Tuesday, November 17, 2015

History Manifesto

David Armitage and Jo Guldi published History Manifesto online and in print in October 2014. Writing in the context of contemporary ‘policy stalemates’ related to climate change, the authors examined the capcity of history to identify and construct ‘vectors of reform’ and to ‘expand our sense of options for the future’. ‘Historical reasoning… lays a path’, they argued, between the climate-determinism of the sciences and the economic vision of continuous technological innovation and growth.

So what is historical reasoning? Armitage and Guldi write of history’s power to:
·      Understand cultural bias and explain where things come from
·      Compare various kinds of data, even when they come from radically different sources
·      Frame questions more and more broadly, track between big processes and small events, and discern (and rank) multiple sources of causality.
·      Synthesise and arbitrate (i.e. reduce a lot of information to a small and shareable version)

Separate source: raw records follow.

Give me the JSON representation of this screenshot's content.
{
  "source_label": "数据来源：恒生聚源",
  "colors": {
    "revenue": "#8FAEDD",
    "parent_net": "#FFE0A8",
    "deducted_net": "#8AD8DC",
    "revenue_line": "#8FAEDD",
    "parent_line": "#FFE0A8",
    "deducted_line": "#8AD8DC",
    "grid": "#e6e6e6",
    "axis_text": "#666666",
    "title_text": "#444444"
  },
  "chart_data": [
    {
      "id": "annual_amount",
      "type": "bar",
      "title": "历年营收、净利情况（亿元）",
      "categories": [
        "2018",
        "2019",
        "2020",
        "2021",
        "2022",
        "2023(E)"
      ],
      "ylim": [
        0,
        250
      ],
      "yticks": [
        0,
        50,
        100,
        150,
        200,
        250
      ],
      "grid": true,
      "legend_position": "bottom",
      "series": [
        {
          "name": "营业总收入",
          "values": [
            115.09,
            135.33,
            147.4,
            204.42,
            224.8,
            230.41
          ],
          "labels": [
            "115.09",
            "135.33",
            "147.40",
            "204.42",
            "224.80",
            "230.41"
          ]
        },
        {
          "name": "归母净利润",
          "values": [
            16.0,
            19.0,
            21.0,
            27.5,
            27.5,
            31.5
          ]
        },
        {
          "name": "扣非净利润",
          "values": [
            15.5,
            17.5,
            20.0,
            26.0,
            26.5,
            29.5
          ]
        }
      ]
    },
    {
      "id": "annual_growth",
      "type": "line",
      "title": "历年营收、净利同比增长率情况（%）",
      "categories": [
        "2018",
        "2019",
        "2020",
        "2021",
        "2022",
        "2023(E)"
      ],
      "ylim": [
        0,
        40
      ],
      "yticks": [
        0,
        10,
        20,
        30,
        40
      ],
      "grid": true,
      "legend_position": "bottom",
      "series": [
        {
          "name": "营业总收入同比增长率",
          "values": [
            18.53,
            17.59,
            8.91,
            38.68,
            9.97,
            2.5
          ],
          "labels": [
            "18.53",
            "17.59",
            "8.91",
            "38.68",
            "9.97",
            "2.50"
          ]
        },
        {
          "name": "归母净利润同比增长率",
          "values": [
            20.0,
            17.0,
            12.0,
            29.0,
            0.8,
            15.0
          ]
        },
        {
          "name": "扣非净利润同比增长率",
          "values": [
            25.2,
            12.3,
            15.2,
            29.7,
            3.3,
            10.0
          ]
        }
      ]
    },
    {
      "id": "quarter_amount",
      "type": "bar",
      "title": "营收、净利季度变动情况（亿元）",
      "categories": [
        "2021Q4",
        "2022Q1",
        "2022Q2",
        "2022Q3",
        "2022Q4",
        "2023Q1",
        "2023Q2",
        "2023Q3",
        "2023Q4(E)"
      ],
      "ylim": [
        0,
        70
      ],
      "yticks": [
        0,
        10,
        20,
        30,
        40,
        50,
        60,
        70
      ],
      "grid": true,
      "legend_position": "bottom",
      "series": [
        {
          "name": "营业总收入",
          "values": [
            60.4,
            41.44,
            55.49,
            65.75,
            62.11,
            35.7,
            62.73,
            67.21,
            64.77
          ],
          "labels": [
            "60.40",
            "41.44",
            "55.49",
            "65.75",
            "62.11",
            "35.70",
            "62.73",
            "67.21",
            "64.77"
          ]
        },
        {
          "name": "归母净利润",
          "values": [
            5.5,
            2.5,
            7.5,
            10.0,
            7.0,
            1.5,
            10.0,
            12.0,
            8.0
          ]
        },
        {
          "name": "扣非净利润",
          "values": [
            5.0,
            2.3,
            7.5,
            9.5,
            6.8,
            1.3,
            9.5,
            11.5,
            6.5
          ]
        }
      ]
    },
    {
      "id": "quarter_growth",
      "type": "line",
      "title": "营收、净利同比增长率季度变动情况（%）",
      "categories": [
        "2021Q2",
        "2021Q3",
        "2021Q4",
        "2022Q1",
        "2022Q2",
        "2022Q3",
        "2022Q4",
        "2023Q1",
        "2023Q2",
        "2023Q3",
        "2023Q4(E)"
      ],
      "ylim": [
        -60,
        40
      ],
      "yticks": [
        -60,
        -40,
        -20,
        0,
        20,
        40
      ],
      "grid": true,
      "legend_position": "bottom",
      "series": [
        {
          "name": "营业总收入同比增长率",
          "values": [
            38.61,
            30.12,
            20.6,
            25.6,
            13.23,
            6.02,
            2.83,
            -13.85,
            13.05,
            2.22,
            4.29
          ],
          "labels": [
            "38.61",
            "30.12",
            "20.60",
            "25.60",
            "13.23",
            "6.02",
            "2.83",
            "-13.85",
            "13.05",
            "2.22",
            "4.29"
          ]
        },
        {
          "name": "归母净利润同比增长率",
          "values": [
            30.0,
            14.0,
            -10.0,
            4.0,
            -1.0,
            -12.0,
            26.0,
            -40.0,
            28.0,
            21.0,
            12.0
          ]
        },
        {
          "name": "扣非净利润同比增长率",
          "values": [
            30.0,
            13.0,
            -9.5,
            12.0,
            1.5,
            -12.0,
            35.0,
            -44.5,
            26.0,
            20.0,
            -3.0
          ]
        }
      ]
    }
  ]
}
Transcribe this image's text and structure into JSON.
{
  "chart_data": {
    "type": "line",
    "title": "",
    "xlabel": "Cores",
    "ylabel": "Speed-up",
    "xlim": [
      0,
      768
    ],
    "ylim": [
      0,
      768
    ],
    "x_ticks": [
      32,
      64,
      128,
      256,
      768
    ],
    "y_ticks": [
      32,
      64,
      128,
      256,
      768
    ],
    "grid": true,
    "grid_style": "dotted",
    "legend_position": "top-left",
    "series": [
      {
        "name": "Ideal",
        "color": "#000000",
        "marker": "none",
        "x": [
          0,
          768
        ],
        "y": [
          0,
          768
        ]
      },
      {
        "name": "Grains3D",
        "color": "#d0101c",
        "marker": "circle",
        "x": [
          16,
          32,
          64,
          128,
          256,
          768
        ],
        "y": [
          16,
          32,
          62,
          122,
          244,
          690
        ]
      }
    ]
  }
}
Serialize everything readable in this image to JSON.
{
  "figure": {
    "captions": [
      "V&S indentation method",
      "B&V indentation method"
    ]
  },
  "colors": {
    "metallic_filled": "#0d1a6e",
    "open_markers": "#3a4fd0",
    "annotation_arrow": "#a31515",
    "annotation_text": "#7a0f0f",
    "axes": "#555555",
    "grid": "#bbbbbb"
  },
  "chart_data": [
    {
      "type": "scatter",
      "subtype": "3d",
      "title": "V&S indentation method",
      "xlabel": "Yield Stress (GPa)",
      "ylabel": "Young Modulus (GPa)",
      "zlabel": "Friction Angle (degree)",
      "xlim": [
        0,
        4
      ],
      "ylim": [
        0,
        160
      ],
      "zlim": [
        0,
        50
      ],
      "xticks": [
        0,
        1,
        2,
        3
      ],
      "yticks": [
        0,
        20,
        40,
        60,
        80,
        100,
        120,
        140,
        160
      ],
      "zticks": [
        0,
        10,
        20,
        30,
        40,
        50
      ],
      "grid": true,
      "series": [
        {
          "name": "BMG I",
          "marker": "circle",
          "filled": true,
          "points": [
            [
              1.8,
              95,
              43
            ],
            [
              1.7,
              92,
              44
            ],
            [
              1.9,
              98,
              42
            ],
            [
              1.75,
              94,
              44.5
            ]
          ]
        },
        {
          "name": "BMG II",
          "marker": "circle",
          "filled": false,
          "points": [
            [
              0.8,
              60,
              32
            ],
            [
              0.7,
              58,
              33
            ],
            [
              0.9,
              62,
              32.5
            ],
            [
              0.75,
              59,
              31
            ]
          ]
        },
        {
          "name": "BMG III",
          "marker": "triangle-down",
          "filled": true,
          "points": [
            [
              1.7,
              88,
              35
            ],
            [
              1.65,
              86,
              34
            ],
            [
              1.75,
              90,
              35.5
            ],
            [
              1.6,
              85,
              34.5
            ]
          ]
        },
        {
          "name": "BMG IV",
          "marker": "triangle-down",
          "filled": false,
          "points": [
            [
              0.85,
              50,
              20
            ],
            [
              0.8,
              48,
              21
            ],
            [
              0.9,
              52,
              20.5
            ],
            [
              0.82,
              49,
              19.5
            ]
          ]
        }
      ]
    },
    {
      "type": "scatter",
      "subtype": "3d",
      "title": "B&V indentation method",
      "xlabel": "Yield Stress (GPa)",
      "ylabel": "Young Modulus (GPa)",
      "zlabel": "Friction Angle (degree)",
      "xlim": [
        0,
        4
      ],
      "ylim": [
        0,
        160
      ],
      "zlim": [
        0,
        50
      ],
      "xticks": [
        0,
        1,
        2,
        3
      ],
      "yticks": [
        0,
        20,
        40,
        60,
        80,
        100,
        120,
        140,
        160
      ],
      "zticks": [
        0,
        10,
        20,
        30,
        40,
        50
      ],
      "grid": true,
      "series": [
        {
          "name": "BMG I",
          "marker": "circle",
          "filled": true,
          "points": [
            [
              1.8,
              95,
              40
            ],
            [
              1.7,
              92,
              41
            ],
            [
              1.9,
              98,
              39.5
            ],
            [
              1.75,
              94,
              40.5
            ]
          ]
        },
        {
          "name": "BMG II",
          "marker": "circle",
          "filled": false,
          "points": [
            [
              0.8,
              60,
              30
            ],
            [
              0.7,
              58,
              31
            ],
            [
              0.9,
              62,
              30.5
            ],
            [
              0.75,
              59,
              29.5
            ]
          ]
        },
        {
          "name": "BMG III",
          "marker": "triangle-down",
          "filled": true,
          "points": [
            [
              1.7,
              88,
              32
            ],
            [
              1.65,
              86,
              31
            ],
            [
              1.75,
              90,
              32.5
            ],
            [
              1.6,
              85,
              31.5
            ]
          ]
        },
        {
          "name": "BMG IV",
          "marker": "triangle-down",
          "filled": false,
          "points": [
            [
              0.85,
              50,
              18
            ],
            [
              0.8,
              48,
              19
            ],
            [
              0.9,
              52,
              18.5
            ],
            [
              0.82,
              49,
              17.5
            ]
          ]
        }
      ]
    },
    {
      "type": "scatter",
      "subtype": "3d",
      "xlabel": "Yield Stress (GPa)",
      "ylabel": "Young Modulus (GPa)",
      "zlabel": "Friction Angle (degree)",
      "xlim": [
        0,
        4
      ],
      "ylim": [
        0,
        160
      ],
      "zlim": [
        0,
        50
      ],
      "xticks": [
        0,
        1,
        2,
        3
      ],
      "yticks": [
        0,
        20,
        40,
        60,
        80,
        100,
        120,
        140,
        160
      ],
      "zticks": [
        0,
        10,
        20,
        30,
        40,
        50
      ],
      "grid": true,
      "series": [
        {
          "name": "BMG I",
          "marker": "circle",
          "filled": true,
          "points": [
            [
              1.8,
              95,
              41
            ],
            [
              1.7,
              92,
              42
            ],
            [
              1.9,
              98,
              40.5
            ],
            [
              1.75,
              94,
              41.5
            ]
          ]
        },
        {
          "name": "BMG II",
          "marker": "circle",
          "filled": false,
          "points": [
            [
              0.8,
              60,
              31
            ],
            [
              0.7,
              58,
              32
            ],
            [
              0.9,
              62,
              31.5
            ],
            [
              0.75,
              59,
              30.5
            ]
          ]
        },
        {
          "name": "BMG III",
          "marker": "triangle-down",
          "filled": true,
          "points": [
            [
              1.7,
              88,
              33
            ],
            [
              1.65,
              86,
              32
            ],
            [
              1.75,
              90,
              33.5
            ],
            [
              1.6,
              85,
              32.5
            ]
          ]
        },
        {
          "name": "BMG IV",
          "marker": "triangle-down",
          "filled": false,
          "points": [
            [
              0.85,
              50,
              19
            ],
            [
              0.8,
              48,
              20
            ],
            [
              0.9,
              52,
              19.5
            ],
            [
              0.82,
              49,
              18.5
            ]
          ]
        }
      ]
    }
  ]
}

Ultimately, Armitage and Guldi define history as a tool of social and political reform with the capacity to:
·      Speak back to the institutions of governance
·      Cut through the fundamentalisms of scientists and economists
·      Destabilise the neo-liberal story that a free market will automatically produce new forms of technology that will ameliorate the worst effects of climate change

Most importantly, history provides a means to ‘escape the conceptual fetters of the present moment’ and to shape an alternative, democratic future. They write:
The possibility of conceiving of a reform tradition is of vital importance for sustained engagement with agriculture and climate change at any level other than that of professional economics or climate science.